MAG's comments in the letter reviewed by Reuters came days after the airline group asked lessors in a letter for steep discounts on aircraft rentals as part of a broad restructuring plan, some of the people said.
According to the latest document, under a "Plan B" scenario, Khazanah would "inject funds into Firefly directly to start new jet operations at Kuala Lumpur on a much smaller scale, focusing first on domestic services."
Low cost carrier Firefly, which operates a fleet of 12 twin turboprops, mainly within the country, is currently a fully owned subsidiary of MAG.
According to the document, Firefly would obtain narrow-body planes and subsequently wide-body aircraft from the market.

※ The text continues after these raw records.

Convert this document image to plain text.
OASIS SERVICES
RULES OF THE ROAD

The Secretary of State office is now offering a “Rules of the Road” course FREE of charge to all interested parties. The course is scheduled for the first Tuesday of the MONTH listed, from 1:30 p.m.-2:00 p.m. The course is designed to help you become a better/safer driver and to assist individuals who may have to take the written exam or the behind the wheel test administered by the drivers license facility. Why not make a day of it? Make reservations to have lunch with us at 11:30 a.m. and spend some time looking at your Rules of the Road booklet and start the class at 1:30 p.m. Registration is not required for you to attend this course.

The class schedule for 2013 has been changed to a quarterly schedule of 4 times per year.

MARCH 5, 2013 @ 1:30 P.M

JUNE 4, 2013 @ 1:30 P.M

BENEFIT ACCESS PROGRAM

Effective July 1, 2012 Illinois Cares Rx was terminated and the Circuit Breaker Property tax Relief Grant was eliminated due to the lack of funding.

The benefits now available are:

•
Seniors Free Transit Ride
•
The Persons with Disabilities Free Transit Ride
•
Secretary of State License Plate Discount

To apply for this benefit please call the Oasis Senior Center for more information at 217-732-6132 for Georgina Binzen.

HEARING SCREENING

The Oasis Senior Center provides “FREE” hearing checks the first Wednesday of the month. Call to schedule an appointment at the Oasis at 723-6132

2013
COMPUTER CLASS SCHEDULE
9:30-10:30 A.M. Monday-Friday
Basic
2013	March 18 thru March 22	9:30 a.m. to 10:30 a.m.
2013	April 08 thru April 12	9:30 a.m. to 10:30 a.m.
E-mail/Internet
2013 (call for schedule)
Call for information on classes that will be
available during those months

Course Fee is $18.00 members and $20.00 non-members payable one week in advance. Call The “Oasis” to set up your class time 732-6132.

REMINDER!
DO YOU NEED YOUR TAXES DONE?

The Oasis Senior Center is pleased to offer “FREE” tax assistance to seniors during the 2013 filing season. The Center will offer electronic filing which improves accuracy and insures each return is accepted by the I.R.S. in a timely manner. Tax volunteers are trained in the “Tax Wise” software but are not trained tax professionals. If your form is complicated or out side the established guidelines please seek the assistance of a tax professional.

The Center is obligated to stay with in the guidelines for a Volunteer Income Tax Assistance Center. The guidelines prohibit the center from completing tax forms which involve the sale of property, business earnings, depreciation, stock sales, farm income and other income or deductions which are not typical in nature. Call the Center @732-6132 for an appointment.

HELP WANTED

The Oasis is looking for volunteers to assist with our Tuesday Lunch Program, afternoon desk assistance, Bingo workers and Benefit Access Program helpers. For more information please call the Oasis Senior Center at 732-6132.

Malaysia's national airline has struggled to recover from two tragedies in 2014 – the mysterious disappearance of flight MH370 and the shooting down of flight MH17 over eastern Ukraine.
Khazanah took it private that year as part of a $1.5 billion restructuring, but efforts to turn around its business have been further upended by the COVID-19 pandemic.
Reuters reported last week that MAG had told lessors it was unlikely to be able to make payments owed after November unless it received more funding from Khazanah.
Khazanah told Reuters last week it was supportive of Malaysia Airlines' restructuring efforts but that if they proved unsuccessful, it would need to evaluate options on how to maintain connectivity for Malaysia.
MAG said last week the airline had reached out to lessors, creditors and key suppliers recently as it embarks on an urgent restructuring due to the impact of the pandemic.